I am trying to use a select statement to query some data from the database's table . when i type =?the query succeed , but when i use LIKE %?% instead i got this error in logcat:

FATAL EXCEPTION: main
Process: com.example.ahmed.bus_time_djerba4, PID: 4178
java.lang.IllegalArgumentException: Cannot bind argument at index 2 because the index is out of range.  The statement has 0 parameters.

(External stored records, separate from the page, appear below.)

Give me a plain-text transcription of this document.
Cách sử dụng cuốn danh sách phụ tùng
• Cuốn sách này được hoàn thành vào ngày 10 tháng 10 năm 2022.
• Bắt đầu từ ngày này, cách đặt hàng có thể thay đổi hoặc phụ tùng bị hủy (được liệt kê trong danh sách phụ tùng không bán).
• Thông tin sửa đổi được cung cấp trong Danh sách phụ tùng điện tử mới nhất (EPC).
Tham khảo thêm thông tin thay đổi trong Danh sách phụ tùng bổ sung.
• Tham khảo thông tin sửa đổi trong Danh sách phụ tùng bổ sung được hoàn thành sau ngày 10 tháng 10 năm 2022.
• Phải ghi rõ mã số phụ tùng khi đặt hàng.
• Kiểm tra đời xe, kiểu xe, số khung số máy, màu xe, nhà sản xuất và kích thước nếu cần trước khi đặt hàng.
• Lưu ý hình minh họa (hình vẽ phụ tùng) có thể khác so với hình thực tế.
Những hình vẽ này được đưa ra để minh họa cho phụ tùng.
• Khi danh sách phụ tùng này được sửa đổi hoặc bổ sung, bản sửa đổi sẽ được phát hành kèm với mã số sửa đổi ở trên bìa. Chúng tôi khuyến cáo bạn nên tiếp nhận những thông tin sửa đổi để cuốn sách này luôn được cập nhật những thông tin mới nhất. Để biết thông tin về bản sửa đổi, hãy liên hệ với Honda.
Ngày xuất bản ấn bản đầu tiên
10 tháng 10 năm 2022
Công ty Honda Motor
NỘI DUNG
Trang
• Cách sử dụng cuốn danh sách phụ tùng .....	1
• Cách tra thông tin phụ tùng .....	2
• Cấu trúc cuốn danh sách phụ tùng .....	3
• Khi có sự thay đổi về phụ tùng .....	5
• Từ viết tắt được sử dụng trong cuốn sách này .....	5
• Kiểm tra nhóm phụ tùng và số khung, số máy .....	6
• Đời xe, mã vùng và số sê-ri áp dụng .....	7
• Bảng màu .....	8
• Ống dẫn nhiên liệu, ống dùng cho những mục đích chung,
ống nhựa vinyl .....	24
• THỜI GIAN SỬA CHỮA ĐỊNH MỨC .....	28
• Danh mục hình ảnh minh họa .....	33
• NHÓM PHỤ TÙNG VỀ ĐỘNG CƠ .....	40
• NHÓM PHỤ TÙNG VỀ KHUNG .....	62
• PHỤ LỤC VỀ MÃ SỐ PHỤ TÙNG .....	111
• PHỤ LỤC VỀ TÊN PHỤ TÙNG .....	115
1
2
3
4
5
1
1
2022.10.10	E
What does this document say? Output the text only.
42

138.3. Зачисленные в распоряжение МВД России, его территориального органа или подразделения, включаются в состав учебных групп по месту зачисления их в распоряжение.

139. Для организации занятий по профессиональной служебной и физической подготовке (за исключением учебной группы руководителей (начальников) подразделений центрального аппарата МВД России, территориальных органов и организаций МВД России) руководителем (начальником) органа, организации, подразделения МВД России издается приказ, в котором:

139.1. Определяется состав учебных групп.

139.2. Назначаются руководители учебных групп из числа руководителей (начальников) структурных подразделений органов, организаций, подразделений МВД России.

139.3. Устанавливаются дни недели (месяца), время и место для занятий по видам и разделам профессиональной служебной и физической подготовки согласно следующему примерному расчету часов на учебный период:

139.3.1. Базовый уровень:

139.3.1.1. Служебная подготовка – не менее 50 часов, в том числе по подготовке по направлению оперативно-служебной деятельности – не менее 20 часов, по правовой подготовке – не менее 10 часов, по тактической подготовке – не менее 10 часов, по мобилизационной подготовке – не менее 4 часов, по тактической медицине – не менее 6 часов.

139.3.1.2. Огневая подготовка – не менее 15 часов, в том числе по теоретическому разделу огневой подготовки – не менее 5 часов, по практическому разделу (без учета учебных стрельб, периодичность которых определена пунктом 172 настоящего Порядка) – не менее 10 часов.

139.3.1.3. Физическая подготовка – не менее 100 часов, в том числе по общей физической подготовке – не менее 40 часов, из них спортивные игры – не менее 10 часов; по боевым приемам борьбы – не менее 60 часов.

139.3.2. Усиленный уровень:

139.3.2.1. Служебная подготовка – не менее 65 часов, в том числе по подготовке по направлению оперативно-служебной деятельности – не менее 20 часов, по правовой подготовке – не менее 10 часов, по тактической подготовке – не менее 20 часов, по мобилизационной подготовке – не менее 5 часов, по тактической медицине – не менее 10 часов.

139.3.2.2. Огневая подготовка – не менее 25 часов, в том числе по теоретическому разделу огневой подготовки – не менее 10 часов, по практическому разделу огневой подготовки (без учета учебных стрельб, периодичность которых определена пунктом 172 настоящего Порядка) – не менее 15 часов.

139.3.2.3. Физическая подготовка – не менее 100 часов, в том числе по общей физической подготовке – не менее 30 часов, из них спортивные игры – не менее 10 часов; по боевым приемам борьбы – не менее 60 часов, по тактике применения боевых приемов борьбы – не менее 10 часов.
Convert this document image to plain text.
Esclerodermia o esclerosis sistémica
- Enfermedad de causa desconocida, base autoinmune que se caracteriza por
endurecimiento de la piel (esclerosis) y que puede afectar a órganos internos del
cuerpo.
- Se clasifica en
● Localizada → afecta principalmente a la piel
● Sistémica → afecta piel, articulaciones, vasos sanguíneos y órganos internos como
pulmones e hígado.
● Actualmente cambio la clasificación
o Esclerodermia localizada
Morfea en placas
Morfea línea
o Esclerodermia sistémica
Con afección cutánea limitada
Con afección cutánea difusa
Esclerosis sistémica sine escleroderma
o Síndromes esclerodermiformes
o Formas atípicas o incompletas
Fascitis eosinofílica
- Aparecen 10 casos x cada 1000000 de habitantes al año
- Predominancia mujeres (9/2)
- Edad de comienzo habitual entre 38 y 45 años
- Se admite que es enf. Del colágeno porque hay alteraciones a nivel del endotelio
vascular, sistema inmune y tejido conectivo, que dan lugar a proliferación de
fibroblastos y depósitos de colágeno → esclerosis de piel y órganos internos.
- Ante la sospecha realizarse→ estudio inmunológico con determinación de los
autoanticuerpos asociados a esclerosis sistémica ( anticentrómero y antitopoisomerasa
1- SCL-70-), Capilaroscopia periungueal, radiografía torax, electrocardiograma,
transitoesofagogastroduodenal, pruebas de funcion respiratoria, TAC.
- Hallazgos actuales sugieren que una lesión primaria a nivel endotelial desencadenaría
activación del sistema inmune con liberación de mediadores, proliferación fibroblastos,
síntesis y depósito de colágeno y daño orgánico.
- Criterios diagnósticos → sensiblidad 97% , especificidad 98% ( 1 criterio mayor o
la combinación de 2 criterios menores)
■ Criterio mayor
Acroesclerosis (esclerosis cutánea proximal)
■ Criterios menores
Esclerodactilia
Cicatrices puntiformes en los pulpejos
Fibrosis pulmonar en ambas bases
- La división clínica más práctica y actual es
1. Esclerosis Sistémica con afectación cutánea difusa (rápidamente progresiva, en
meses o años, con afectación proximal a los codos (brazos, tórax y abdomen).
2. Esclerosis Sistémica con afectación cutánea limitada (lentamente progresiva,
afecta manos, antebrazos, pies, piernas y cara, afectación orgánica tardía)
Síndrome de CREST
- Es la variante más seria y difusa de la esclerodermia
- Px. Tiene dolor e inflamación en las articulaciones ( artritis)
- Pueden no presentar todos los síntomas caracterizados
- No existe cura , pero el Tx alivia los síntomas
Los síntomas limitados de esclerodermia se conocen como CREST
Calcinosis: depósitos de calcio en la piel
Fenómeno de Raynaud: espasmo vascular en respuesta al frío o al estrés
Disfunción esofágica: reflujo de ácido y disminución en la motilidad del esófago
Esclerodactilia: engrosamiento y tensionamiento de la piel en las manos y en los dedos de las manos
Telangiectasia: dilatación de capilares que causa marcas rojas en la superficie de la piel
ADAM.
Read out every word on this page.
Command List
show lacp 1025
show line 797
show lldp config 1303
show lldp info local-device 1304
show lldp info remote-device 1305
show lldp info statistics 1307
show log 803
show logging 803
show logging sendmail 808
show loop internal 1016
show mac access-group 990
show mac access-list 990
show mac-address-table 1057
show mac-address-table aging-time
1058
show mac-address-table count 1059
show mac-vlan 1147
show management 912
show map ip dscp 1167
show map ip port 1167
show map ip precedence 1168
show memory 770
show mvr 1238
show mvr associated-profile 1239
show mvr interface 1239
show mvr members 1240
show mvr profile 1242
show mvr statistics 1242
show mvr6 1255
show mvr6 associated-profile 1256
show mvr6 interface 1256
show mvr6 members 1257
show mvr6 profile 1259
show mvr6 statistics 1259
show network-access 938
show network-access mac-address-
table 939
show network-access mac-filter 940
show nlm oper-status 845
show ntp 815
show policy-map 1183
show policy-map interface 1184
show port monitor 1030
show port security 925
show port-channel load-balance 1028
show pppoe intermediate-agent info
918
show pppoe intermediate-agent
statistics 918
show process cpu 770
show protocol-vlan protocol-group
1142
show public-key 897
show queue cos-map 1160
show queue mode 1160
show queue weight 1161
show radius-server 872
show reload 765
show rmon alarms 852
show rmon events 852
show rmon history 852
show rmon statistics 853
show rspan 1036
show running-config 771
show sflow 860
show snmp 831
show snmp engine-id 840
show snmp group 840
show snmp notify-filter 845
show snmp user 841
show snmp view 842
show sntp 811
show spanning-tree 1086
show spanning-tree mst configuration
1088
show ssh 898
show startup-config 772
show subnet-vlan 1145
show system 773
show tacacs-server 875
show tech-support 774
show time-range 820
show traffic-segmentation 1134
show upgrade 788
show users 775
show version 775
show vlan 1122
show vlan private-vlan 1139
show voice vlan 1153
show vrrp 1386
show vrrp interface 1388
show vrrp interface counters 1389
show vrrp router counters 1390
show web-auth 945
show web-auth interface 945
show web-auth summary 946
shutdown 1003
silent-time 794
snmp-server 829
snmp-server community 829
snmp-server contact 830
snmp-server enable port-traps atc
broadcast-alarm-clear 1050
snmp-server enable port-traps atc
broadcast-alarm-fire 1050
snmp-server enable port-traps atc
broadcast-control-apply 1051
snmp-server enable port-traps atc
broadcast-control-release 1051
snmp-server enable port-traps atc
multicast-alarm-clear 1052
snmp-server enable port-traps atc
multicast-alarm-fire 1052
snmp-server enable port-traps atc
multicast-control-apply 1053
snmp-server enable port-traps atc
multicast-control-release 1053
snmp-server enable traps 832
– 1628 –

and this is my methode that call the database:

public String  QuerySQL(String DepartStation,String Destination){

    String result="";

    SQLiteDatabase db=this.getReadableDatabase();
    Cursor c=db.rawQuery("select distinct * from "+TABLE_Name+" where "+Col_3+" LIKE '%?%' and "+Col_4+" LIKE '%?%'", new String[]{DepartStation,Destination});

    if(c.getCount()==0) {result="Data not found";c.close();}
    else {
        while (c.moveToNext()) {
            //affichage des lignes
            int ligne = c.getInt(1);
            String Station = c.getString(2);
            String Dest = c.getString(3);
            String hours = c.getString(4);
            result += "\n" + ligne + "|" + Station + "-" + Dest + " " + hours;
        }
        c.close();
    }

    return result;
}

what is the problem ? please

answer

The Problem is with the SQL query you have used.
you are giving ? A String which is not acceptable for prepare statements. select distinct * from table_name where X like '%?%'; is not correct because ? will be a string with double quotation inside a quotation like '%"your_string"%'.

instead write:

select distinct * from table_name where X like ?;

and for ? use "'%your_string%'". you can apply this to your array of string too.